1 The History of The Piano By: Shelton O. Young

2 So who’s behind it all………… The story of the piano begins in Padua, Italy in 1709, in the shop of a harpsichord maker named Bartolommeo di Francesco Cristofori ( ). Many other stringed and keyboard instruments preceded the piano and led to the development of the instrument as we know it today. Bartolommeo C.

3 Just so, that you’ll know……… Cristofori based his new design on the wooden frame of a harpsichord and implemented a unique keyboarding mechanism that was similar to that of a clavichord.

4 Wayyyy back in the day……. Mankind’s knowledge that a taut, vibrating string can produce sound goes back to prehistoric times. In the ancient world, strings were attached and stretched over bows, gourds, and boxes to amplify the sound; they were fastened by ties, pegs and pins; and they were plucked, bowed or struck to produce sounds.

5 Yes the Piano has a lot to do with strings! Eventually, a family of stringed instruments with a keyboard evolved in Europe in the 14th century. The earliest of these was a dulcimer, a closed, shallow box over which stretched wires were struck with two wooden hammers. The dulcimer led to the development of the clavichord, which also appeared in the 14th century. These were followed by the spinet, virginal, clavecin, gravicembalo, and finally, the harpsichord in the 15th century.

6 Finally………… The harpsichord, however, was limited to one, unvarying volume. Its softness and loudness could not be varied while playing.
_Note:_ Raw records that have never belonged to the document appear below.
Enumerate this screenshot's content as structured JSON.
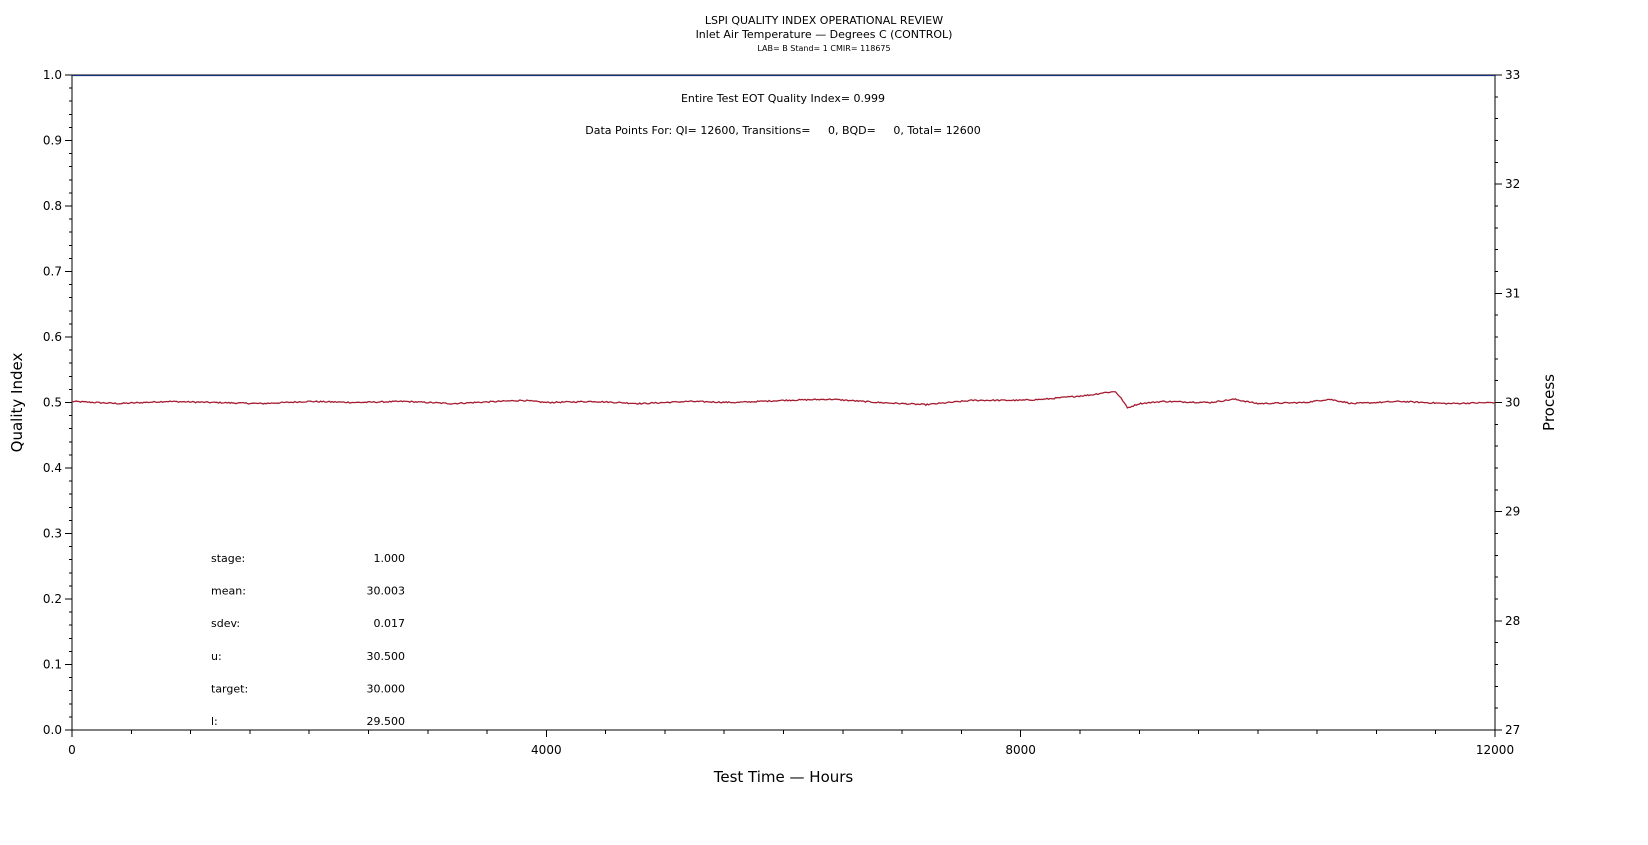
{
  "chart_data": {
    "type": "line",
    "title": "LSPI QUALITY INDEX OPERATIONAL REVIEW",
    "subtitle": "Inlet Air Temperature — Degrees C (CONTROL)",
    "subsubtitle": "LAB= B Stand= 1 CMIR= 118675",
    "annotations": [
      "Entire Test EOT Quality Index=   0.999",
      "Data Points For: QI= 12600, Transitions=     0, BQD=     0, Total= 12600"
    ],
    "xlabel": "Test Time — Hours",
    "ylabel_left": "Quality Index",
    "ylabel_right": "Process",
    "xlim": [
      0,
      12000
    ],
    "ylim_left": [
      0,
      1
    ],
    "ylim_right": [
      27,
      33
    ],
    "x_ticks": [
      "0",
      "4000",
      "8000",
      "12000"
    ],
    "y_left_ticks": [
      "0.0",
      "0.1",
      "0.2",
      "0.3",
      "0.4",
      "0.5",
      "0.6",
      "0.7",
      "0.8",
      "0.9",
      "1.0"
    ],
    "y_right_ticks": [
      "27",
      "28",
      "29",
      "30",
      "31",
      "32",
      "33"
    ],
    "series": [
      {
        "axis": "right",
        "color": "#a51c30",
        "x": [
          0,
          400,
          800,
          1200,
          1600,
          2000,
          2400,
          2800,
          3200,
          3600,
          3800,
          4000,
          4400,
          4800,
          5200,
          5600,
          6000,
          6400,
          6800,
          7200,
          7600,
          8000,
          8200,
          8400,
          8600,
          8700,
          8800,
          8860,
          8900,
          9000,
          9200,
          9600,
          9800,
          10000,
          10400,
          10600,
          10800,
          11200,
          11600,
          12000
        ],
        "y": [
          30.01,
          29.99,
          30.01,
          30.0,
          29.99,
          30.01,
          30.0,
          30.01,
          29.99,
          30.01,
          30.02,
          30.0,
          30.01,
          29.99,
          30.01,
          30.0,
          30.02,
          30.03,
          30.0,
          29.98,
          30.02,
          30.02,
          30.03,
          30.05,
          30.07,
          30.09,
          30.1,
          30.02,
          29.95,
          29.99,
          30.01,
          30.0,
          30.03,
          29.99,
          30.0,
          30.03,
          29.99,
          30.01,
          29.99,
          30.0
        ]
      },
      {
        "axis": "left",
        "color": "#1a3a8f",
        "x": [
          0,
          12000
        ],
        "y": [
          0.999,
          0.999
        ]
      }
    ],
    "grid": false,
    "legend": "none"
  },
  "stats": [
    {
      "label": "stage:",
      "value": "1.000"
    },
    {
      "label": "mean:",
      "value": "30.003"
    },
    {
      "label": "sdev:",
      "value": "0.017"
    },
    {
      "label": "u:",
      "value": "30.500"
    },
    {
      "label": "target:",
      "value": "30.000"
    },
    {
      "label": "l:",
      "value": "29.500"
    }
  ]
}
Therefore, performing artists could not convey the same degree of musical expression as that of most other instruments. The artistic desire for more controlled expression led directly to the invention of the piano, on which the artist could alter the loudness and tone with the force of one’s fingers.

7 To Sum Things Up……… The harpsichord was a particularly important development leading to the invention of the piano. Its ability to project sound more loudly than its predecessors, and refinements in the action (or touch) inspired many more musicians to compose for the keyboard and thus, to perform keyboard works.

8 Not to mention………… First exhibited in Florence in 1709, Cristofori’s new instrument was named gravicembalo col piano e forte (roughly “soft and loud keyboard instrument”). Eventually, it was shortened to fortepiano or pianoforte, and finally just piano. His earliest surviving instrument dates from 1720 and is on display at the Metropolitan Museum of Art in New York City.

9 What leads up to today’s piano……….. Since its inception, the instrument we know today as the piano has had many innovators over the past 300 years who have shaped its functionality, appearance and sound. But even this does not tell the complete story of piano history, whose origins trace back to the first air-powered and stringed instruments developed and used in ancient civilizations.

10 New Technology in Pianos We are living in perhaps the most exciting time in history to buy, own or play that eternal instrument, the piano. Whether your goal is to purchase something as small as software that can record what you play, a newly designed player piano, a digital instrument or a classic acoustic model, there have never been as many choices for the consumer as it is today and there are still more and more inventions as it relates to the piano that are sky rocketing and are made to stun the generation of tomorrow. Will there ever be an end to this timeless instrument or shall the legacy of the piano live on as long as history? WHAT DO YOU THINK?